From its start as a small enterprise in Tiverton, Ontario, Greenfield Global has grown into the largest fuel ethanol producer in Canada and one of the most efficient ethanol producers in North America.

We proudly produce ethanol at our four facilities located in Ontario and Quebec. Farmers from within a 75-kilometre radius of our plants provide grain that we use to make ethanol, animal feed, and corn oil.

Our ethanol is a high-quality, high-octane fuel which:

  • Is made from renewable crops and resources.
  • Reduces lifecycle greenhouse gas emissions from transportation fuels.
  • Supports local agriculture by providing a value-added market for grains.
  • Provides consumers with an affordable, more environmentally friendly fuel at the pump.

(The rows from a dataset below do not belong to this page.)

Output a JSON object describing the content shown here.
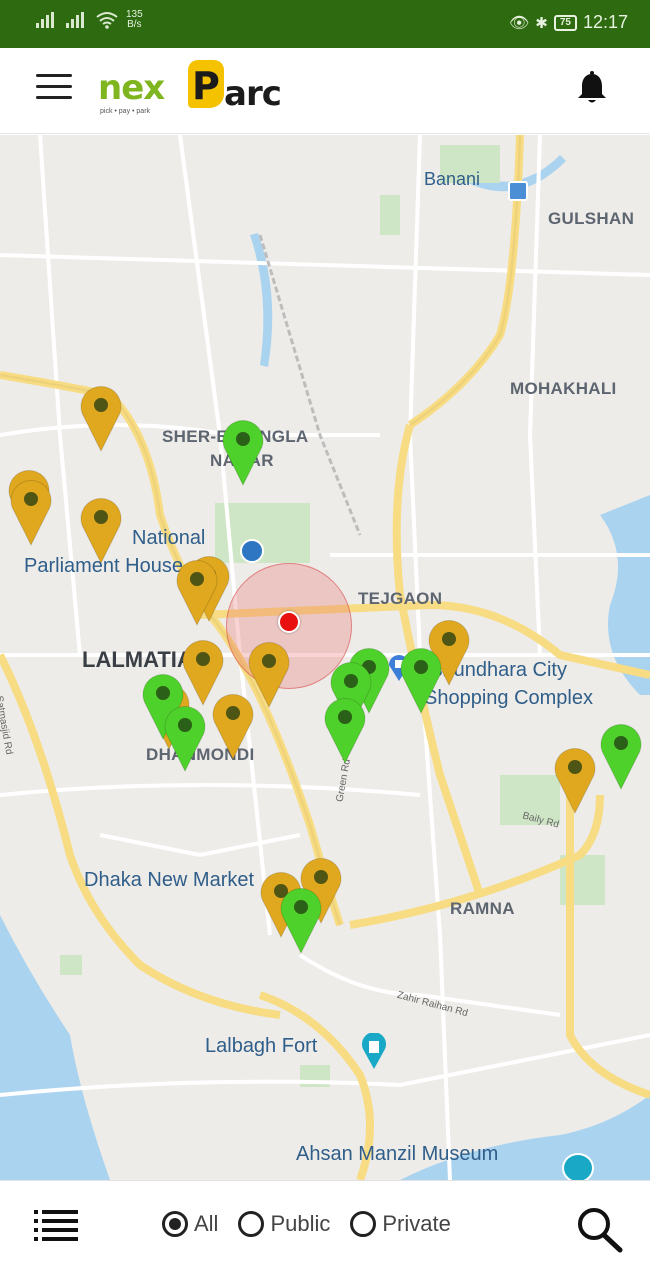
{
  "status_bar": {
    "net_speed_value": "135",
    "net_speed_unit": "B/s",
    "battery": "75",
    "time": "12:17"
  },
  "app_bar": {
    "logo_part1": "nex",
    "logo_part2": "P",
    "logo_part3": "arc",
    "logo_tagline": "pick • pay • park",
    "menu_icon": "hamburger-icon",
    "notification_icon": "bell-icon"
  },
  "map": {
    "labels": {
      "banani": "Banani",
      "gulshan": "GULSHAN",
      "mohakhali": "MOHAKHALI",
      "sher_e_bangla": "SHER-E-BANGLA",
      "nagar": "NAGAR",
      "national": "National",
      "parliament": "Parliament House",
      "tejgaon": "TEJGAON",
      "lalmatia": "LALMATIA",
      "bashundhara1": "Bashundhara City",
      "bashundhara2": "Shopping Complex",
      "dhanmondi": "DHANMONDI",
      "green_rd": "Green Rd",
      "bailey_rd": "Baily Rd",
      "new_market": "Dhaka New Market",
      "ramna": "RAMNA",
      "zahir_raihan": "Zahir Raihan Rd",
      "lalbagh": "Lalbagh Fort",
      "ahsan": "Ahsan Manzil Museum",
      "satmasjid": "Satmasjid Rd"
    },
    "pin_colors": {
      "public": "#e0a81f",
      "private": "#4fd12c"
    }
  },
  "bottom_bar": {
    "list_icon": "list-icon",
    "filter_all": "All",
    "filter_public": "Public",
    "filter_private": "Private",
    "selected_filter": "All",
    "search_icon": "search-icon"
  }
}
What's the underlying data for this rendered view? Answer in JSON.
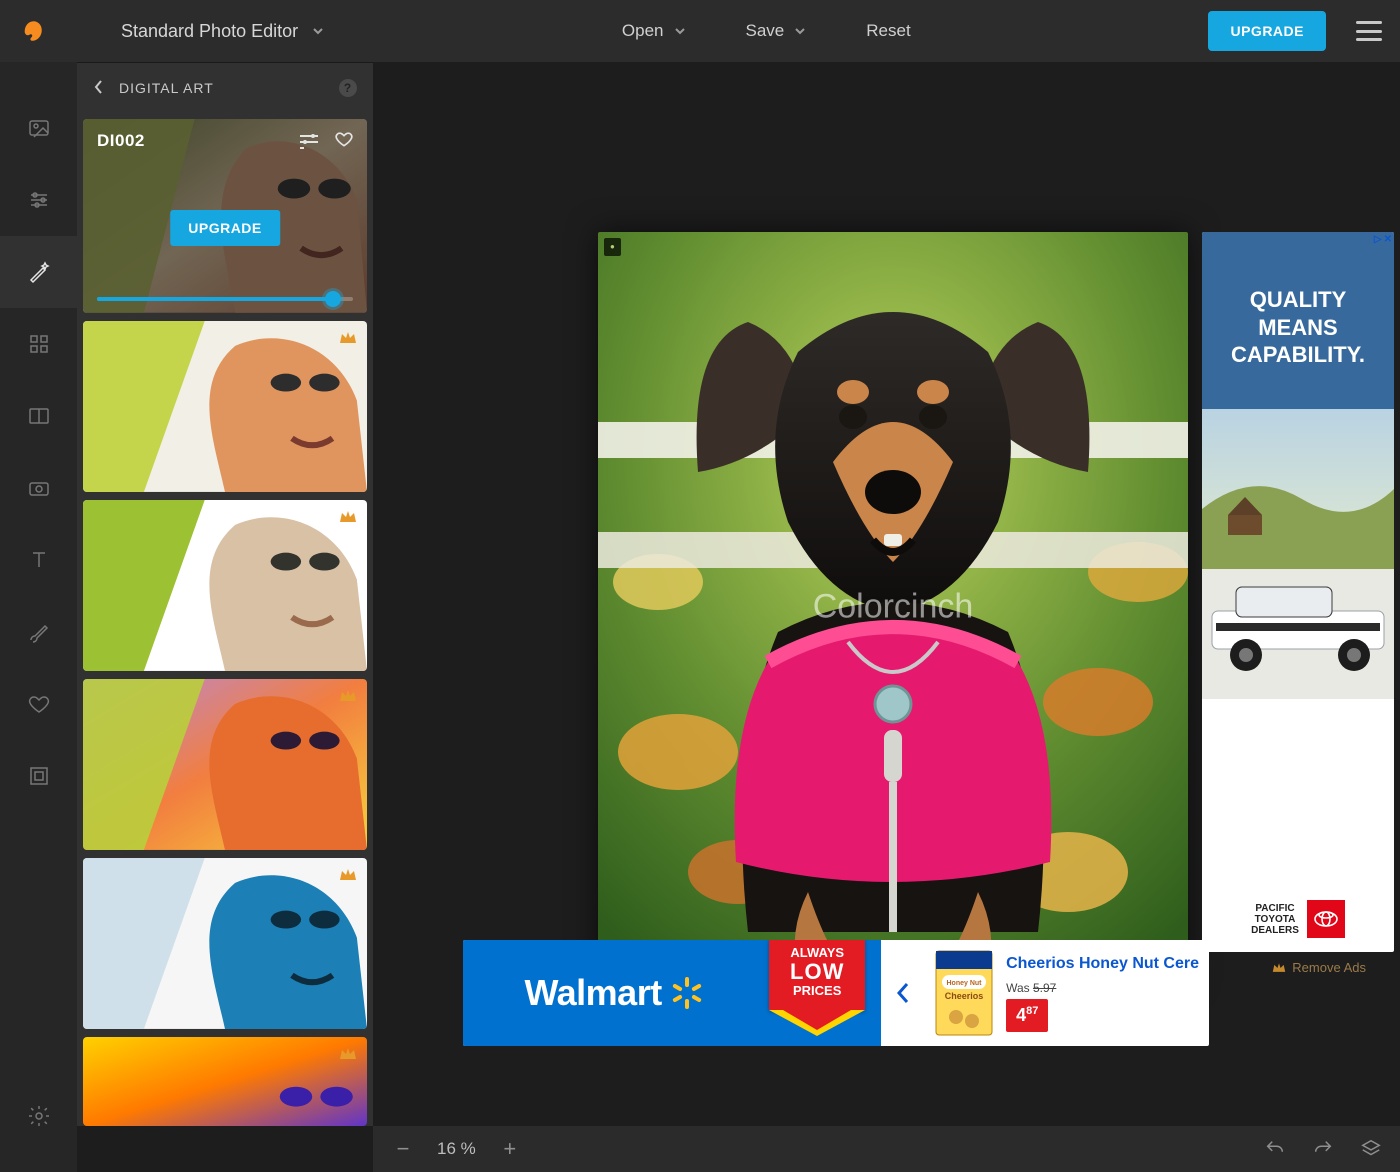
{
  "header": {
    "app_title": "Standard Photo Editor",
    "open_label": "Open",
    "save_label": "Save",
    "reset_label": "Reset",
    "upgrade_label": "UPGRADE"
  },
  "left_rail": {
    "items": [
      {
        "name": "image-tool-icon"
      },
      {
        "name": "sliders-tool-icon"
      },
      {
        "name": "magic-wand-icon"
      },
      {
        "name": "grid-tool-icon"
      },
      {
        "name": "compare-tool-icon"
      },
      {
        "name": "capture-tool-icon"
      },
      {
        "name": "text-tool-icon"
      },
      {
        "name": "brush-tool-icon"
      },
      {
        "name": "heart-tool-icon"
      },
      {
        "name": "frame-tool-icon"
      }
    ],
    "active_index": 2,
    "settings_name": "settings-icon"
  },
  "sidebar": {
    "title": "DIGITAL ART",
    "selected": {
      "label": "DI002",
      "upgrade_label": "UPGRADE",
      "slider_percent": 92
    },
    "thumbs": [
      {
        "premium": true
      },
      {
        "premium": true
      },
      {
        "premium": true
      },
      {
        "premium": true
      },
      {
        "premium": true
      }
    ]
  },
  "canvas": {
    "watermark": "Colorcinch"
  },
  "ad_sky": {
    "line1": "QUALITY",
    "line2": "MEANS",
    "line3": "CAPABILITY.",
    "dealer1": "PACIFIC",
    "dealer2": "TOYOTA",
    "dealer3": "DEALERS"
  },
  "remove_ads_label": "Remove Ads",
  "ad_banner": {
    "brand": "Walmart",
    "ribbon_top": "ALWAYS",
    "ribbon_mid": "LOW",
    "ribbon_bot": "PRICES",
    "product_name": "Cheerios Honey Nut Cere",
    "was_label": "Was",
    "was_price": "5.97",
    "price_whole": "4",
    "price_cents": "87"
  },
  "statusbar": {
    "zoom_label": "16 %"
  }
}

Greenfield’s commitment to sustainability is evidenced not only by the clean fuel we produce, but by our internal efficiency programs and goals to further lower our carbon footprint.

Ethanol 101

  • Ethanol is an essential component of the domestic gasoline market. It is the leading renewable fuel in Canada with approximately 2.9 billion litres blended into the Canadian gasoline supply each year.
  • Ethanol is approved for use in all cars at a blend of up to 10% (15% for model year 2001 and later), light-duty trucks, and medium duty passenger vehicles. Most major urban markets in Canada use ethanol blended fuels.
  • Ethanol is the single most effective way to decarbonize transportation fuels today. Greenfield’s fuel ethanol reduces greenhouse gas emissions by as much as 62% compared to fossil fuel.
  • Each year, domestic ethanol use and production lowers Canada’s greenhouse gas emissions by 2 million tonnes — the carbon equivalent of removing 400,000 cars from the road. A litre of ethanol is consistently less expensive than gasoline.  In 2017, the average wholesale discount of ethanol to gasoline was 3 cents per litre. In 2018, ethanol’s discount to gasoline remains near a five-year high of 25 cents per litre.
  • Ethanol is the cleanest and lowest-cost octane enhancer available and facilitates compliance for fuel efficiency and emissions standards. It also displaces the need for toxic aromatics linked to pollution and smog.
  • The majority of Canada’s ethanol is made from the country’s abundant corn supply. It also can be produced from other feedstocks such as wheat, barley, sugar beets, and sugar cane. Technologies are emerging to produce ethanol from agricultural residue, woody biomass, and even municipal solid waste.
  • The positive environmental and economic benefits of ethanol have motivated governments around the world to enact renewable fuels standards and other policies to encourage greater use. Today, more than 50 countries around the world have ethanol mandates.